Let $K$ be a number field (finite extension of $\mathbb{Q}$) and $\mathcal{O}_K$ its ring of integers (elements of $K$ which are integral over $\mathbb{Z}$). It's an exercise in "Undecidability in number theory" (Koenigsmann, 2013, exercise 3.3, arXiv) to show that the set of non-zero elements in $\mathcal{O}_K$ is diophantine. More specifically even, it should hold that for $x \in \mathcal{O}_K$,
$$ x \neq 0 \Leftrightarrow \exists y, z : xz = (2y-1)(3y-1). $$
The direction from right to left is easy, as $(2y-1)(3y-1)$ can never be equal to $0$ ($2$ and $3$ are not invertible in $\mathcal{O}_K$), but I struggle to prove the other direction, even when $\mathcal{O}_K = \mathbb{Z}$. Both hints and full solutions are welcome.
In $\Bbb Z$ we need to show that for any nonzero number $n$, the congruence $(2y-1)(3y-1)\pmod n$ is soluble (we may as well suppose $n>0$).
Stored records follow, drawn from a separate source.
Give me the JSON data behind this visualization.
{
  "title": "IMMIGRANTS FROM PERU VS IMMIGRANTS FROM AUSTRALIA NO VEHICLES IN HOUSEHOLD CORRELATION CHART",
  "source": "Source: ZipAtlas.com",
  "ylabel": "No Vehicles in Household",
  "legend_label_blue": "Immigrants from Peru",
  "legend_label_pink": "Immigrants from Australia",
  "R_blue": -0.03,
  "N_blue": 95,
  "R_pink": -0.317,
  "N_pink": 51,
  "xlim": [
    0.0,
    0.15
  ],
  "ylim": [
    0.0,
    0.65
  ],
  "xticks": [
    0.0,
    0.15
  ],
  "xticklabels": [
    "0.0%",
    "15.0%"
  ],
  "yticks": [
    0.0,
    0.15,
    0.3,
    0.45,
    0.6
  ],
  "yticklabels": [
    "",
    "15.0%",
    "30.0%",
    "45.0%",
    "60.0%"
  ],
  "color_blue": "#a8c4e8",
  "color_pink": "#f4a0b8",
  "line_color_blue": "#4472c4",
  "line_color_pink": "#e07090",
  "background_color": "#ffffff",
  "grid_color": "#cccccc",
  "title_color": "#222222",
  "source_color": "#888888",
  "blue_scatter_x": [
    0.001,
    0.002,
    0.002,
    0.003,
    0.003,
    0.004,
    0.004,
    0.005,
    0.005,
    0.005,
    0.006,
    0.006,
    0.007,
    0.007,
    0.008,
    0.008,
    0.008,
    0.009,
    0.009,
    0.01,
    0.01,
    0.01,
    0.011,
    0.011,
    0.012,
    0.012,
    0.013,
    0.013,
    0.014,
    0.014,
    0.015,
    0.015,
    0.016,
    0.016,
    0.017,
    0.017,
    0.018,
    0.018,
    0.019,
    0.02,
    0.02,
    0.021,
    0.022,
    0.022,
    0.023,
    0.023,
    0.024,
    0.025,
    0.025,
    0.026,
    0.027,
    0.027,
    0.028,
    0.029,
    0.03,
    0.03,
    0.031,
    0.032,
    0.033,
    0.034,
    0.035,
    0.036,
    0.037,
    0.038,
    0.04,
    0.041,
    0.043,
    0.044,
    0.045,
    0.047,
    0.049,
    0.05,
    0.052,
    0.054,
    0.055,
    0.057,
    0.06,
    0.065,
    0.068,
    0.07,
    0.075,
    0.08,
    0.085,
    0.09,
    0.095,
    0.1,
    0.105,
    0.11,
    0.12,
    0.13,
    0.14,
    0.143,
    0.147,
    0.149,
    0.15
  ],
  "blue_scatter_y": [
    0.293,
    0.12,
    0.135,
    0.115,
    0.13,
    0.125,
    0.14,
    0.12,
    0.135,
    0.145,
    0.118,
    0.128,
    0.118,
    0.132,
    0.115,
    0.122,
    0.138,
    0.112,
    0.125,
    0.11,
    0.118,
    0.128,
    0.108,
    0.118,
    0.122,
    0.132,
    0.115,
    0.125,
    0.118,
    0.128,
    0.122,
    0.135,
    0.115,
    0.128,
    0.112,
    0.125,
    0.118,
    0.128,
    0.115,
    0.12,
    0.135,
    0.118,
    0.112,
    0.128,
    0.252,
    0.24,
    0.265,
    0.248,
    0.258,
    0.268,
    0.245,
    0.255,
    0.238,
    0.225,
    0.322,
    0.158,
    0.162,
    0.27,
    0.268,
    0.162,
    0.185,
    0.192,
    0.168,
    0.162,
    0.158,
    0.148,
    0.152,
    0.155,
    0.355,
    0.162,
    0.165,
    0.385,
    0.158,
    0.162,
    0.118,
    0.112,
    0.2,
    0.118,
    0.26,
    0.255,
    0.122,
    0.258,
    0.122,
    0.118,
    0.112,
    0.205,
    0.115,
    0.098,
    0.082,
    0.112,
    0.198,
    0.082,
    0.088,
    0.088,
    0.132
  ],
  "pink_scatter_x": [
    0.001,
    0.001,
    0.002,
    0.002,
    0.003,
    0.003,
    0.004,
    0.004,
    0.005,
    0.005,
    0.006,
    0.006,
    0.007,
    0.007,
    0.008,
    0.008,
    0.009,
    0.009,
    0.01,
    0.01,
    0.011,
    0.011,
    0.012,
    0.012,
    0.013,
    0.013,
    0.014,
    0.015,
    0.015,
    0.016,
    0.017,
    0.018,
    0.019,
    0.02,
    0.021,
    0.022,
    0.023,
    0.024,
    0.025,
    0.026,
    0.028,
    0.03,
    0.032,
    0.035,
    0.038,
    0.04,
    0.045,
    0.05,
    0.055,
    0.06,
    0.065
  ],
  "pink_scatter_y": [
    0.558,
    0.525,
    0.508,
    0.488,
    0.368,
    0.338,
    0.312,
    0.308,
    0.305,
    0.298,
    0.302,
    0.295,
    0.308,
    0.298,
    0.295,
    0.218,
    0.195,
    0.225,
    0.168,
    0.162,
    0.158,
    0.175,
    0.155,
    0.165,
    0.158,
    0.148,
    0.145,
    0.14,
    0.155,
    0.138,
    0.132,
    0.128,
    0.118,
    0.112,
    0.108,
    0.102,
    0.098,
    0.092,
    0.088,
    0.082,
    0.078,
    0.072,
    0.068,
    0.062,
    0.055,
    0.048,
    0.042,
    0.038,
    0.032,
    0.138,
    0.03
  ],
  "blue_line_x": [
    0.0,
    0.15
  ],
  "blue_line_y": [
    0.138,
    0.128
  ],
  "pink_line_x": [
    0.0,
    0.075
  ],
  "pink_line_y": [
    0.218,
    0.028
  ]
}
If either $2$ or $3$ is invertible modulo $n$, this is clear. But that's enough since by the Chinese Remainder theorem, we may reduce to the case where $n$ is a prime power, and a prime power can't be divisible both by $2$ and by $3$.
I think this works in ${\mathcal O}_K$ too. A finite quotient of ${\mathcal O}_K$ will be a direct product of rings of prime power order etc.